For the Australians, it also offers a new way of dealing with Afghans. After following his girlfriend to Kabul 18 months ago, Mr. Percovich quickly came to understand Afghans’ disillusionment with the insular expatriate lifestyle. “I found it quite strange that other foreigners didn’t actually get out of the four-wheel drives,” he said. “After three weeks, I was telling people who had been here for two years what the city was like.”
While conceding that security restrictions have penned many foreigners behind security barriers, Mr. Percovich remains critical. “A lot of them are the best graduates from Harvard or Oxford. They’re 22 or 23 and on massive salaries. And, quite frankly, they’re pretty hopeless at their jobs,” he said.

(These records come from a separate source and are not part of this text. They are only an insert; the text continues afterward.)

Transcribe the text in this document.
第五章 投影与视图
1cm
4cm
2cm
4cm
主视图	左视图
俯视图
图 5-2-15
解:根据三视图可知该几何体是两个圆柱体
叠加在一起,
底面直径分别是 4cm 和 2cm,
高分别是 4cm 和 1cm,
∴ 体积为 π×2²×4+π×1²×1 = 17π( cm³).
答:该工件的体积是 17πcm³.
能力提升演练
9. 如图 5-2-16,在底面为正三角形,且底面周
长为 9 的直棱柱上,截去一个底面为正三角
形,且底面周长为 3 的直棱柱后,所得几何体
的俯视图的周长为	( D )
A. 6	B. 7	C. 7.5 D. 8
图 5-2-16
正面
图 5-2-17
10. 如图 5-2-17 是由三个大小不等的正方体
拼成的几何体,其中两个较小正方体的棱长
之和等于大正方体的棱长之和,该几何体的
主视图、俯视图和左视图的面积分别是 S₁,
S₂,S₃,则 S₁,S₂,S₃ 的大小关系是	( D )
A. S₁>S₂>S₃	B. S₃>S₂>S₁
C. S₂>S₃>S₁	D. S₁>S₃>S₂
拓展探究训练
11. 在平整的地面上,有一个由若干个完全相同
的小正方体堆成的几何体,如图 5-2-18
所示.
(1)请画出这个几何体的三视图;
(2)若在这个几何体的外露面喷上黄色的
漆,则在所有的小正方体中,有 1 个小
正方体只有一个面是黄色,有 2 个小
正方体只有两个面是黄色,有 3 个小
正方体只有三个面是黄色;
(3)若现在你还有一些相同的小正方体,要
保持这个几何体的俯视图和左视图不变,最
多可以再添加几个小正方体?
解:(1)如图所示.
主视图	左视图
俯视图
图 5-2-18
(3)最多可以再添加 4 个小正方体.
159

Skateistan tried to be different. It started small, offering free skateboarding classes in public spaces, with virtually no budget. The strategy took the Australians to some unusual venues, including the Russian pool, an empty pool overlooking the city frequented by hash smokers and used for Friday night dog fights.
The impromptu classes are attracting a swarm of curious novices. A local slang is developing. Children call the sport “sikii” because it resembles skiing without the snow. And some of the first generation of Afghan skateboarders have become volunteers, passing their tricks on to others. “To me, skateboarding is like a brotherhood,” said Hamid Shahram Shahimy, a 22-year-old with a trimmed beard who skates while listening to hip-hop on his iPhone.
Most kids want to give it a go. Haroon Bacha, a polite 12-year-old wearing a brown shalwar kameez, started skating after seeing the classes from the window of his first-floor apartment. Days later, he brought his two-year-old sister, Baher, for a lesson. Girls are encouraged. Nahroo, an exuberant nine-year-old in a green dress, complained that the boys tried to push her off her skateboard. “I won’t let them,” she declared.
After a fragile infancy, expansion is on the cards. A skateboarding company has donated 40 boards, shoes and safety pads, which are waiting to be shipped out. Mr. Percovich and his partners have plans to build the city’s first skate park. But for funding they have had to apply to the development agencies they profess to despise. “It’s something we grappled with,” said Mr. Percovich. “In the end, we decided it’s better we get the money than someone else [does].”
If the skate park is built, it will be passed into Afghan ownership within 12 months, he said, promising that, unlike many aid projects, it would not collapse. “The relationship between Afghans and foreigners is getting more distant,” he said. “At least we’re not pointing guns at them.”